Водитель поправил меня почти сердито:
- Баку!
И сразу, будто его прорвало, стал говорить о Баку так, как если бы это я рассказывал об Одессе. Баку он покинул три года назад «ради детей» - самая понятная причина. Его предки поселились в этом прикаспийском крае тысячу лет назад, но что делать, «если так сложилось». До жути хочется съездить на родину: «поверите, весь первый год проплакал, и сейчас, как вспомню, слеза прошибает»...
Поездка наша была короткой - одна песня закончилась, началась другая, тоже азербайджанская. Вот светится мой дом, кар остановился у подъезда.

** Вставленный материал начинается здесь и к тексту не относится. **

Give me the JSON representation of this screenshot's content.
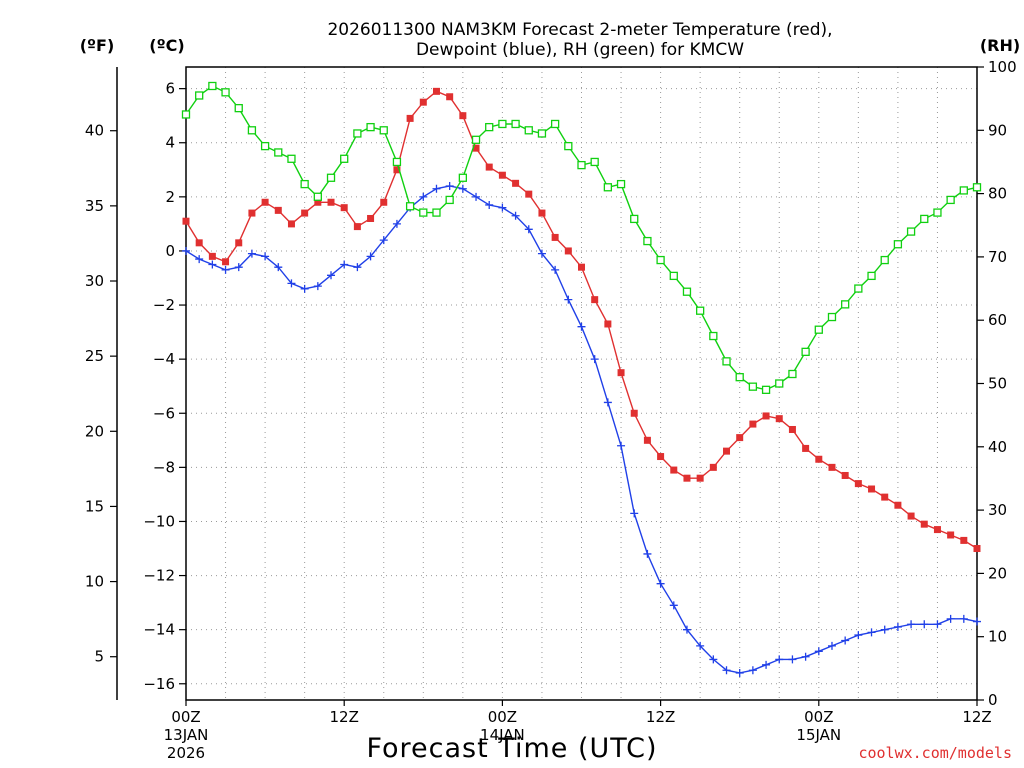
{
  "chart_data": {
    "type": "line",
    "title_line1": "2026011300 NAM3KM Forecast 2-meter Temperature (red),",
    "title_line2": "Dewpoint (blue), RH (green) for KMCW",
    "left_outer_unit": "(ºF)",
    "left_inner_unit": "(ºC)",
    "right_unit": "(RH)",
    "xlabel": "Forecast Time (UTC)",
    "credit": "coolwx.com/models",
    "x_hours_range": [
      0,
      60
    ],
    "celsius_range": [
      -16.6,
      6.8
    ],
    "rh_range": [
      0,
      100
    ],
    "celsius_ticks": [
      6,
      4,
      2,
      0,
      -2,
      -4,
      -6,
      -8,
      -10,
      -12,
      -14,
      -16
    ],
    "celsius_tick_labels": [
      "6",
      "4",
      "2",
      "0",
      "−2",
      "−4",
      "−6",
      "−8",
      "−10",
      "−12",
      "−14",
      "−16"
    ],
    "fahrenheit_ticks": [
      40,
      35,
      30,
      25,
      20,
      15,
      10,
      5
    ],
    "rh_ticks": [
      100,
      90,
      80,
      70,
      60,
      50,
      40,
      30,
      20,
      10,
      0
    ],
    "x_ticks": [
      {
        "hour": 0,
        "label": "00Z",
        "date": "13JAN",
        "year": "2026"
      },
      {
        "hour": 12,
        "label": "12Z",
        "date": "",
        "year": ""
      },
      {
        "hour": 24,
        "label": "00Z",
        "date": "14JAN",
        "year": ""
      },
      {
        "hour": 36,
        "label": "12Z",
        "date": "",
        "year": ""
      },
      {
        "hour": 48,
        "label": "00Z",
        "date": "15JAN",
        "year": ""
      },
      {
        "hour": 60,
        "label": "12Z",
        "date": "",
        "year": ""
      }
    ],
    "series": [
      {
        "name": "2-meter Temperature",
        "unit": "C",
        "color": "#e03030",
        "marker": "filled-square",
        "values": [
          [
            0,
            1.1
          ],
          [
            1,
            0.3
          ],
          [
            2,
            -0.2
          ],
          [
            3,
            -0.4
          ],
          [
            4,
            0.3
          ],
          [
            5,
            1.4
          ],
          [
            6,
            1.8
          ],
          [
            7,
            1.5
          ],
          [
            8,
            1.0
          ],
          [
            9,
            1.4
          ],
          [
            10,
            1.8
          ],
          [
            11,
            1.8
          ],
          [
            12,
            1.6
          ],
          [
            13,
            0.9
          ],
          [
            14,
            1.2
          ],
          [
            15,
            1.8
          ],
          [
            16,
            3.0
          ],
          [
            17,
            4.9
          ],
          [
            18,
            5.5
          ],
          [
            19,
            5.9
          ],
          [
            20,
            5.7
          ],
          [
            21,
            5.0
          ],
          [
            22,
            3.8
          ],
          [
            23,
            3.1
          ],
          [
            24,
            2.8
          ],
          [
            25,
            2.5
          ],
          [
            26,
            2.1
          ],
          [
            27,
            1.4
          ],
          [
            28,
            0.5
          ],
          [
            29,
            0.0
          ],
          [
            30,
            -0.6
          ],
          [
            31,
            -1.8
          ],
          [
            32,
            -2.7
          ],
          [
            33,
            -4.5
          ],
          [
            34,
            -6.0
          ],
          [
            35,
            -7.0
          ],
          [
            36,
            -7.6
          ],
          [
            37,
            -8.1
          ],
          [
            38,
            -8.4
          ],
          [
            39,
            -8.4
          ],
          [
            40,
            -8.0
          ],
          [
            41,
            -7.4
          ],
          [
            42,
            -6.9
          ],
          [
            43,
            -6.4
          ],
          [
            44,
            -6.1
          ],
          [
            45,
            -6.2
          ],
          [
            46,
            -6.6
          ],
          [
            47,
            -7.3
          ],
          [
            48,
            -7.7
          ],
          [
            49,
            -8.0
          ],
          [
            50,
            -8.3
          ],
          [
            51,
            -8.6
          ],
          [
            52,
            -8.8
          ],
          [
            53,
            -9.1
          ],
          [
            54,
            -9.4
          ],
          [
            55,
            -9.8
          ],
          [
            56,
            -10.1
          ],
          [
            57,
            -10.3
          ],
          [
            58,
            -10.5
          ],
          [
            59,
            -10.7
          ],
          [
            60,
            -11.0
          ]
        ]
      },
      {
        "name": "Dewpoint",
        "unit": "C",
        "color": "#2040e8",
        "marker": "plus",
        "values": [
          [
            0,
            0.0
          ],
          [
            1,
            -0.3
          ],
          [
            2,
            -0.5
          ],
          [
            3,
            -0.7
          ],
          [
            4,
            -0.6
          ],
          [
            5,
            -0.1
          ],
          [
            6,
            -0.2
          ],
          [
            7,
            -0.6
          ],
          [
            8,
            -1.2
          ],
          [
            9,
            -1.4
          ],
          [
            10,
            -1.3
          ],
          [
            11,
            -0.9
          ],
          [
            12,
            -0.5
          ],
          [
            13,
            -0.6
          ],
          [
            14,
            -0.2
          ],
          [
            15,
            0.4
          ],
          [
            16,
            1.0
          ],
          [
            17,
            1.6
          ],
          [
            18,
            2.0
          ],
          [
            19,
            2.3
          ],
          [
            20,
            2.4
          ],
          [
            21,
            2.3
          ],
          [
            22,
            2.0
          ],
          [
            23,
            1.7
          ],
          [
            24,
            1.6
          ],
          [
            25,
            1.3
          ],
          [
            26,
            0.8
          ],
          [
            27,
            -0.1
          ],
          [
            28,
            -0.7
          ],
          [
            29,
            -1.8
          ],
          [
            30,
            -2.8
          ],
          [
            31,
            -4.0
          ],
          [
            32,
            -5.6
          ],
          [
            33,
            -7.2
          ],
          [
            34,
            -9.7
          ],
          [
            35,
            -11.2
          ],
          [
            36,
            -12.3
          ],
          [
            37,
            -13.1
          ],
          [
            38,
            -14.0
          ],
          [
            39,
            -14.6
          ],
          [
            40,
            -15.1
          ],
          [
            41,
            -15.5
          ],
          [
            42,
            -15.6
          ],
          [
            43,
            -15.5
          ],
          [
            44,
            -15.3
          ],
          [
            45,
            -15.1
          ],
          [
            46,
            -15.1
          ],
          [
            47,
            -15.0
          ],
          [
            48,
            -14.8
          ],
          [
            49,
            -14.6
          ],
          [
            50,
            -14.4
          ],
          [
            51,
            -14.2
          ],
          [
            52,
            -14.1
          ],
          [
            53,
            -14.0
          ],
          [
            54,
            -13.9
          ],
          [
            55,
            -13.8
          ],
          [
            56,
            -13.8
          ],
          [
            57,
            -13.8
          ],
          [
            58,
            -13.6
          ],
          [
            59,
            -13.6
          ],
          [
            60,
            -13.7
          ]
        ]
      },
      {
        "name": "RH",
        "unit": "%",
        "color": "#10d010",
        "marker": "open-square",
        "values": [
          [
            0,
            92.5
          ],
          [
            1,
            95.5
          ],
          [
            2,
            97.0
          ],
          [
            3,
            96.0
          ],
          [
            4,
            93.5
          ],
          [
            5,
            90.0
          ],
          [
            6,
            87.5
          ],
          [
            7,
            86.5
          ],
          [
            8,
            85.5
          ],
          [
            9,
            81.5
          ],
          [
            10,
            79.5
          ],
          [
            11,
            82.5
          ],
          [
            12,
            85.5
          ],
          [
            13,
            89.5
          ],
          [
            14,
            90.5
          ],
          [
            15,
            90.0
          ],
          [
            16,
            85.0
          ],
          [
            17,
            78.0
          ],
          [
            18,
            77.0
          ],
          [
            19,
            77.0
          ],
          [
            20,
            79.0
          ],
          [
            21,
            82.5
          ],
          [
            22,
            88.5
          ],
          [
            23,
            90.5
          ],
          [
            24,
            91.0
          ],
          [
            25,
            91.0
          ],
          [
            26,
            90.0
          ],
          [
            27,
            89.5
          ],
          [
            28,
            91.0
          ],
          [
            29,
            87.5
          ],
          [
            30,
            84.5
          ],
          [
            31,
            85.0
          ],
          [
            32,
            81.0
          ],
          [
            33,
            81.5
          ],
          [
            34,
            76.0
          ],
          [
            35,
            72.5
          ],
          [
            36,
            69.5
          ],
          [
            37,
            67.0
          ],
          [
            38,
            64.5
          ],
          [
            39,
            61.5
          ],
          [
            40,
            57.5
          ],
          [
            41,
            53.5
          ],
          [
            42,
            51.0
          ],
          [
            43,
            49.5
          ],
          [
            44,
            49.0
          ],
          [
            45,
            50.0
          ],
          [
            46,
            51.5
          ],
          [
            47,
            55.0
          ],
          [
            48,
            58.5
          ],
          [
            49,
            60.5
          ],
          [
            50,
            62.5
          ],
          [
            51,
            65.0
          ],
          [
            52,
            67.0
          ],
          [
            53,
            69.5
          ],
          [
            54,
            72.0
          ],
          [
            55,
            74.0
          ],
          [
            56,
            76.0
          ],
          [
            57,
            77.0
          ],
          [
            58,
            79.0
          ],
          [
            59,
            80.5
          ],
          [
            60,
            81.0
          ]
        ]
      }
    ]
  }
}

Я сказал спасибо бакинцу (он мне рассказал про меня), начал вылезать из машины. Он тут же включил музыку погромче. И отъехал...
Старик помолчал. Покивал чему-то...
- А вот скажите, - обратился он прямо ко мне, - разве песня на минуточку - не крыша? Не стены?..
-Дядя Миша, - спросил я его осторожно минуты через две, - а ваша рыбалка - она случайно не щит? Не ниша?
- Что вы говорите! - воскликнул на этот раз старик, и я узнал неунывающего моего одессита. - Как может рыбалка быть какой-то нишей, если я забрасываю удочку в Атлантический океан!